Books [Bones Hooks]
Interview with Bones Hooks, pioneer Negro cowboy
December 23, 1940
Interview with Bones Hooks
Matthew (Bones) Hooks, who for years worked on Panhandle ranches as a horse wrangler and “bronc-buster”, [know?] many tales of cowboy life in the early days, but he refuses to tell the most interesting ones” because it would rattle skeletons in the closets of prominent families”—old-timers who are still living or their descendants.
Bones, without calling embarrassing names, recites a case in point. Called as a witness before a grand jury recently, he recognized in the judge a pioneer cattleman.

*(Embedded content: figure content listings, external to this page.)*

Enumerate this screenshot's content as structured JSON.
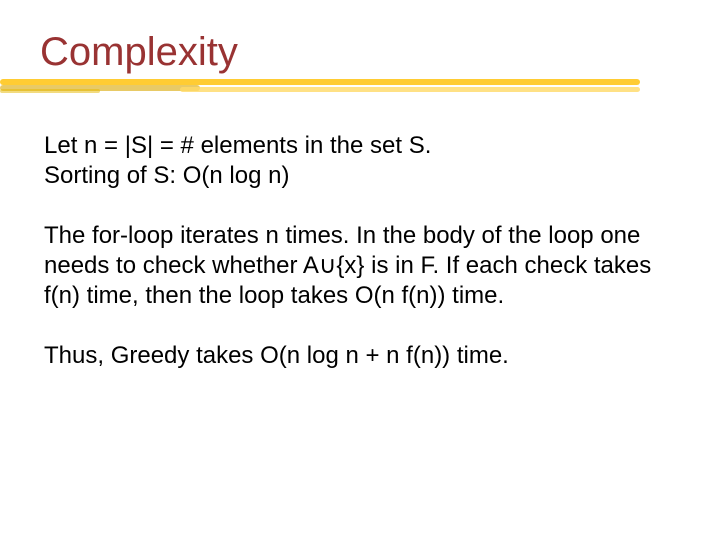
{
  "title": "Complexity",
  "colors": {
    "title_color": "#993333",
    "body_color": "#000000",
    "background": "#ffffff",
    "underline_main": "#ffcc33",
    "underline_shade1": "#d9a600",
    "underline_shade2": "#ffd966",
    "underline_shade3": "#e6b800"
  },
  "typography": {
    "font_family": "Comic Sans MS",
    "title_fontsize": 40,
    "body_fontsize": 24,
    "line_height": 1.25
  },
  "paragraphs": {
    "p1_line1": "Let n = |S| = # elements in the set S.",
    "p1_line2": "Sorting of S: O(n log n)",
    "p2": "The for-loop iterates n times. In the body of the loop one needs to check whether A∪{x} is in F. If each check takes f(n) time, then the loop takes O(n f(n)) time.",
    "p3": "Thus, Greedy takes O(n log n + n f(n)) time."
  }
}
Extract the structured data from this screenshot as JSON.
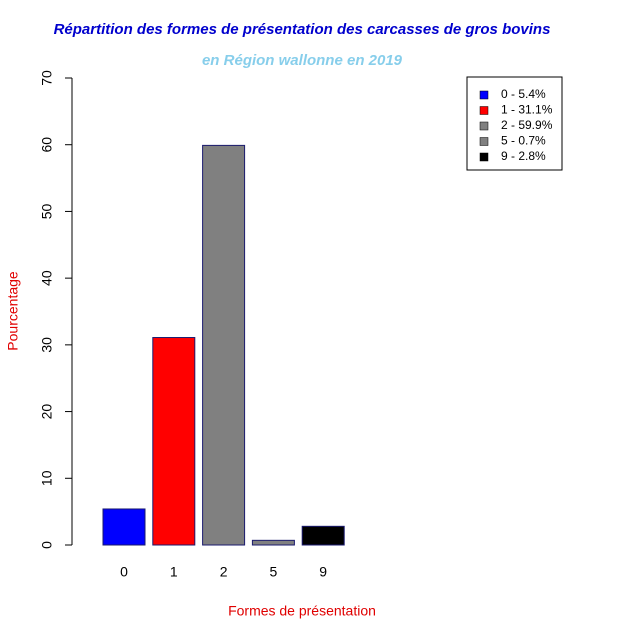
{
  "chart_data": {
    "type": "bar",
    "title": "Répartition des formes de présentation des carcasses de gros bovins",
    "subtitle": "en Région wallonne en 2019",
    "x_label": "Formes de présentation",
    "y_label": "Pourcentage",
    "categories": [
      "0",
      "1",
      "2",
      "5",
      "9"
    ],
    "values": [
      5.4,
      31.1,
      59.9,
      0.7,
      2.8
    ],
    "colors": [
      "#0000ff",
      "#ff0000",
      "#808080",
      "#808080",
      "#000000"
    ],
    "legend_labels": [
      "0 - 5.4%",
      "1 - 31.1%",
      "2 - 59.9%",
      "5 - 0.7%",
      "9 - 2.8%"
    ],
    "legend_position": "top-right",
    "ylim": [
      0,
      70
    ],
    "yticks": [
      0,
      10,
      20,
      30,
      40,
      50,
      60,
      70
    ]
  }
}
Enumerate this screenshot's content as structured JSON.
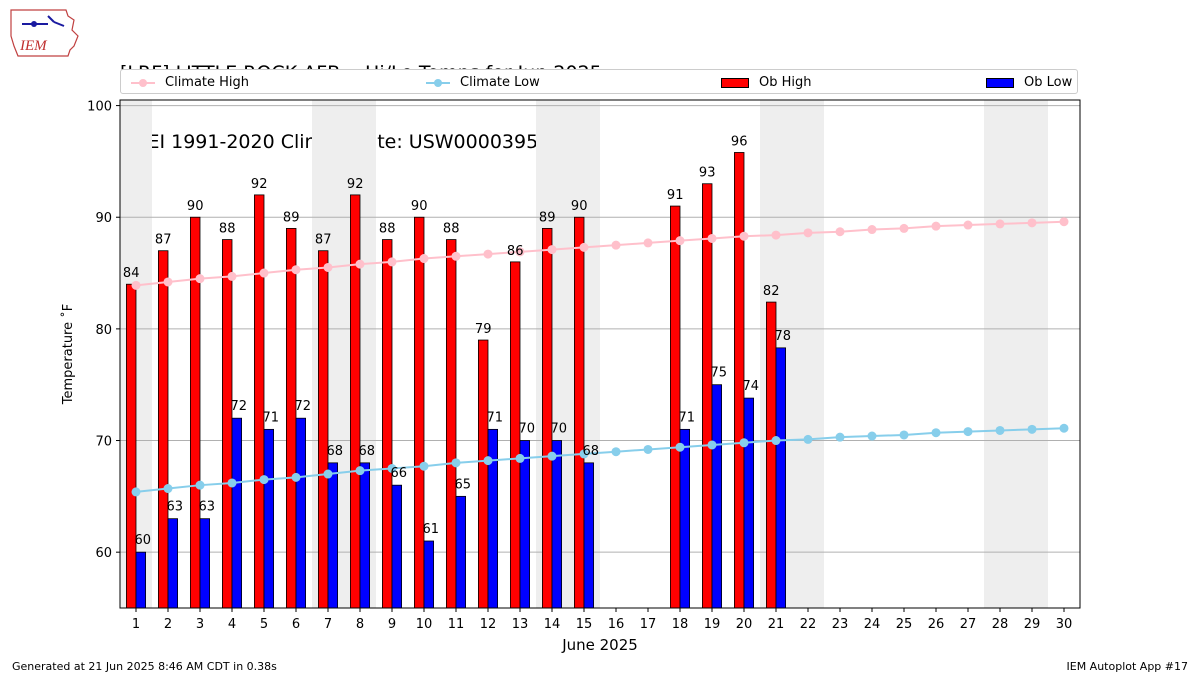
{
  "title": {
    "line1": "[LRF] LITTLE ROCK AFB :: Hi/Lo Temps for Jun 2025",
    "line2": "NCEI 1991-2020 Climate Site: USW00003952"
  },
  "logo": {
    "text": "IEM"
  },
  "legend": {
    "climate_high": "Climate High",
    "climate_low": "Climate Low",
    "ob_high": "Ob High",
    "ob_low": "Ob Low"
  },
  "colors": {
    "climate_high": "#ffc0cb",
    "climate_low": "#87ceeb",
    "ob_high": "#ff0000",
    "ob_low": "#0000ff",
    "weekend": "#eeeeee",
    "grid": "#b0b0b0"
  },
  "footer": {
    "left": "Generated at 21 Jun 2025 8:46 AM CDT in 0.38s",
    "right": "IEM Autoplot App #17"
  },
  "chart_data": {
    "type": "bar",
    "xlabel": "June 2025",
    "ylabel": "Temperature ˚F",
    "ylim": [
      55,
      100.5
    ],
    "yticks": [
      60,
      70,
      80,
      90,
      100
    ],
    "grid": true,
    "legend_placement": "top",
    "days": [
      1,
      2,
      3,
      4,
      5,
      6,
      7,
      8,
      9,
      10,
      11,
      12,
      13,
      14,
      15,
      16,
      17,
      18,
      19,
      20,
      21,
      22,
      23,
      24,
      25,
      26,
      27,
      28,
      29,
      30
    ],
    "weekend_days": [
      1,
      7,
      8,
      14,
      15,
      21,
      22,
      28,
      29
    ],
    "series": [
      {
        "name": "Ob High",
        "kind": "bar",
        "values": [
          84,
          87,
          90,
          88,
          92,
          89,
          87,
          92,
          88,
          90,
          88,
          79,
          86,
          89,
          90,
          null,
          null,
          91,
          93,
          95.8,
          82.4,
          null,
          null,
          null,
          null,
          null,
          null,
          null,
          null,
          null
        ]
      },
      {
        "name": "Ob Low",
        "kind": "bar",
        "values": [
          60,
          63,
          63,
          72,
          71,
          72,
          68,
          68,
          66,
          61,
          65,
          71,
          70,
          70,
          68,
          null,
          null,
          71,
          75,
          73.8,
          78.3,
          null,
          null,
          null,
          null,
          null,
          null,
          null,
          null,
          null
        ]
      },
      {
        "name": "Climate High",
        "kind": "line",
        "values": [
          83.9,
          84.2,
          84.5,
          84.7,
          85.0,
          85.3,
          85.5,
          85.8,
          86.0,
          86.3,
          86.5,
          86.7,
          86.9,
          87.1,
          87.3,
          87.5,
          87.7,
          87.9,
          88.1,
          88.3,
          88.4,
          88.6,
          88.7,
          88.9,
          89.0,
          89.2,
          89.3,
          89.4,
          89.5,
          89.6
        ]
      },
      {
        "name": "Climate Low",
        "kind": "line",
        "values": [
          65.4,
          65.7,
          66.0,
          66.2,
          66.5,
          66.7,
          67.0,
          67.3,
          67.5,
          67.7,
          68.0,
          68.2,
          68.4,
          68.6,
          68.8,
          69.0,
          69.2,
          69.4,
          69.6,
          69.8,
          70.0,
          70.1,
          70.3,
          70.4,
          70.5,
          70.7,
          70.8,
          70.9,
          71.0,
          71.1
        ]
      }
    ],
    "bar_labels_high": [
      "84",
      "87",
      "90",
      "88",
      "92",
      "89",
      "87",
      "92",
      "88",
      "90",
      "88",
      "79",
      "86",
      "89",
      "90",
      "",
      "",
      "91",
      "93",
      "96",
      "82",
      "",
      "",
      "",
      "",
      "",
      "",
      "",
      "",
      ""
    ],
    "bar_labels_low": [
      "60",
      "63",
      "63",
      "72",
      "71",
      "72",
      "68",
      "68",
      "66",
      "61",
      "65",
      "71",
      "70",
      "70",
      "68",
      "",
      "",
      "71",
      "75",
      "74",
      "78",
      "",
      "",
      "",
      "",
      "",
      "",
      "",
      "",
      ""
    ]
  }
}
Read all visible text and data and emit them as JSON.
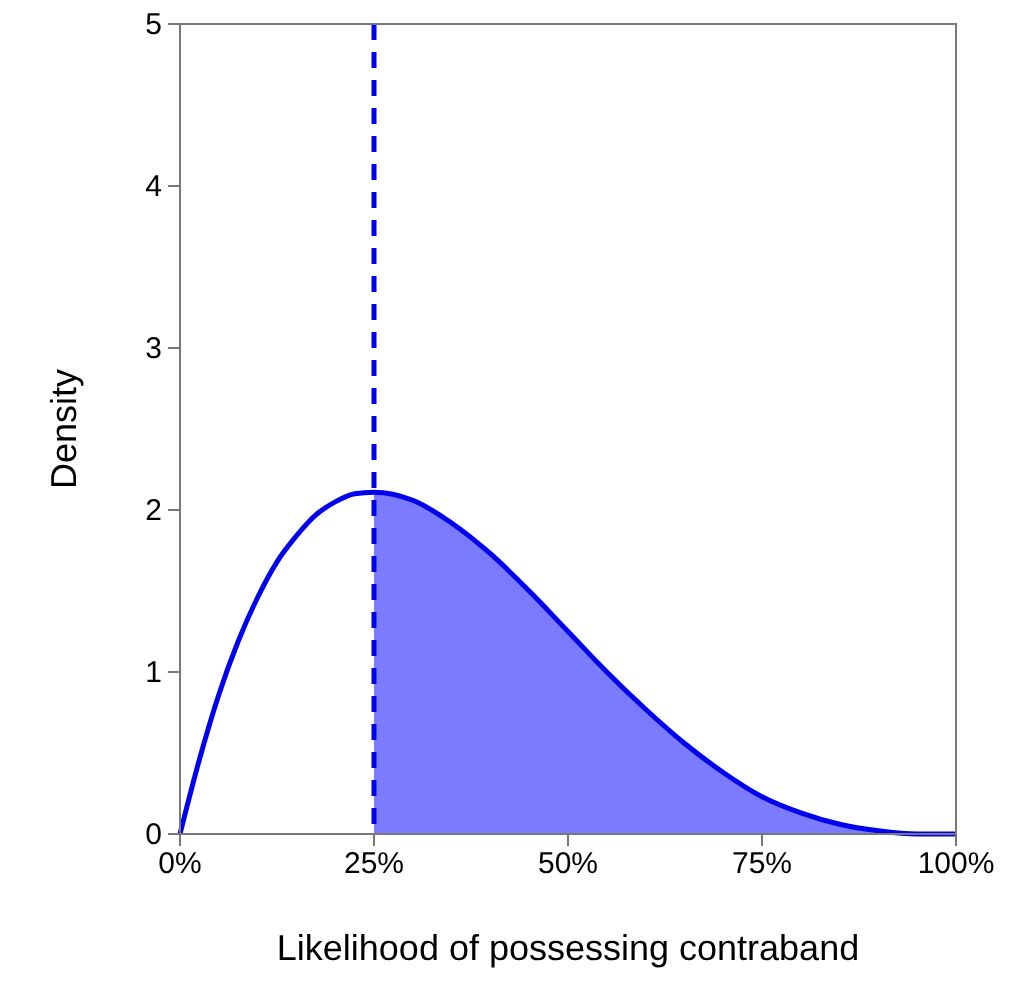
{
  "chart_data": {
    "type": "line",
    "xlabel": "Likelihood of possessing contraband",
    "ylabel": "Density",
    "xlim": [
      0,
      100
    ],
    "ylim": [
      0,
      5
    ],
    "xticks": [
      {
        "value": 0,
        "label": "0%"
      },
      {
        "value": 25,
        "label": "25%"
      },
      {
        "value": 50,
        "label": "50%"
      },
      {
        "value": 75,
        "label": "75%"
      },
      {
        "value": 100,
        "label": "100%"
      }
    ],
    "yticks": [
      0,
      1,
      2,
      3,
      4,
      5
    ],
    "grid": false,
    "series": [
      {
        "type": "area",
        "color": "#7b7bff",
        "x": [
          25,
          30,
          35,
          40,
          45,
          50,
          55,
          60,
          65,
          70,
          75,
          80,
          85,
          90,
          95,
          100
        ],
        "values": [
          2.11,
          2.06,
          1.92,
          1.73,
          1.5,
          1.25,
          1.0,
          0.77,
          0.56,
          0.38,
          0.23,
          0.13,
          0.06,
          0.02,
          0.0,
          0
        ]
      },
      {
        "color": "#0000ee",
        "line_style": "solid",
        "x": [
          0,
          2.5,
          5,
          7.5,
          10,
          12.5,
          15,
          17.5,
          20,
          22.5,
          25,
          30,
          35,
          40,
          45,
          50,
          55,
          60,
          65,
          70,
          75,
          80,
          85,
          90,
          95,
          100
        ],
        "values": [
          0,
          0.46,
          0.86,
          1.19,
          1.46,
          1.68,
          1.84,
          1.97,
          2.05,
          2.1,
          2.11,
          2.06,
          1.92,
          1.73,
          1.5,
          1.25,
          1.0,
          0.77,
          0.56,
          0.38,
          0.23,
          0.13,
          0.06,
          0.02,
          0.0,
          0
        ]
      }
    ],
    "ref_lines": [
      {
        "axis": "x",
        "value": 25,
        "color": "#0000ee",
        "line_style": "dashed"
      }
    ]
  }
}
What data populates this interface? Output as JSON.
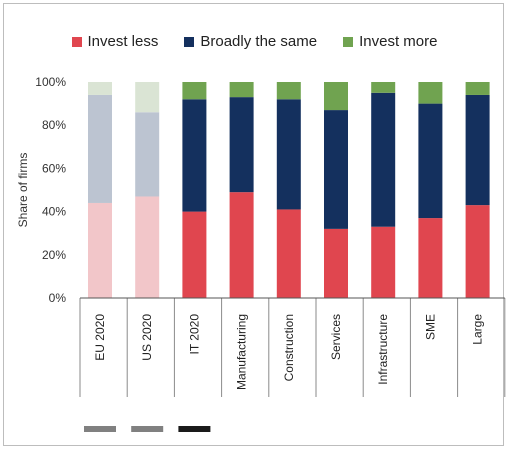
{
  "chart_data": {
    "type": "bar",
    "stacked": true,
    "ylabel": "Share of firms",
    "ylim": [
      0,
      100
    ],
    "yticks": [
      "0%",
      "20%",
      "40%",
      "60%",
      "80%",
      "100%"
    ],
    "categories": [
      "EU 2020",
      "US 2020",
      "IT 2020",
      "Manufacturing",
      "Construction",
      "Services",
      "Infrastructure",
      "SME",
      "Large"
    ],
    "faded_categories": [
      "EU 2020",
      "US 2020"
    ],
    "legend_position": "top",
    "series": [
      {
        "name": "Invest less",
        "color": "#e0464f",
        "faded_color": "#f2c6c9",
        "values": [
          44,
          47,
          40,
          49,
          41,
          32,
          33,
          37,
          43
        ]
      },
      {
        "name": "Broadly the same",
        "color": "#14305e",
        "faded_color": "#bcc4d1",
        "values": [
          50,
          39,
          52,
          44,
          51,
          55,
          62,
          53,
          51
        ]
      },
      {
        "name": "Invest more",
        "color": "#70a350",
        "faded_color": "#dae4d4",
        "values": [
          6,
          14,
          8,
          7,
          8,
          13,
          5,
          10,
          6
        ]
      }
    ],
    "bottom_markers": [
      {
        "color": "#808080",
        "span": [
          0,
          1
        ]
      },
      {
        "color": "#1a1a1a",
        "span": [
          2,
          2
        ]
      }
    ]
  }
}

“Bones, do you know anyone who has stolen cattle”—the judge caught the glint of memory in the piercing black eyes and hastily added-“now?” And Bones, whose lips had been forming the question, “What time are you talking about, Judge?” could honestly answer, “No”.
Both of them were recalling a certain day in the past when the judge, then a young man just starting out in the cattle business, and a young Negro cowboy drove a fine young male calf from the pastures of the Capitol Syndicate (XIT Ranch) to the white man's ranch.
The embryo cattleman could not afford to buy a good bull—Bones said “surly”; he would not use the word “bull” before a lady interviewer—which he needed for breeding purposes. He went to the Negro cowboy, who was working an the XIT at the time, and asked him if he knew where he could get one. Bones looked over the range and, seeing no one near, selected a fine-looking calf, which they drove toward the home ranch of the judge-to-be. Coming upon a still better animal, Bones exchanged the tired calf for the other, and proceeded an his way.
The young rancher tied up the calf until it was weaned to keep it from getting back with the mother cow. “It took about four days to wean a calf,” said Bones. “After that time he would go down to the water hole and drink and then mosey out on the range and eating grass and forget all about him mamma”.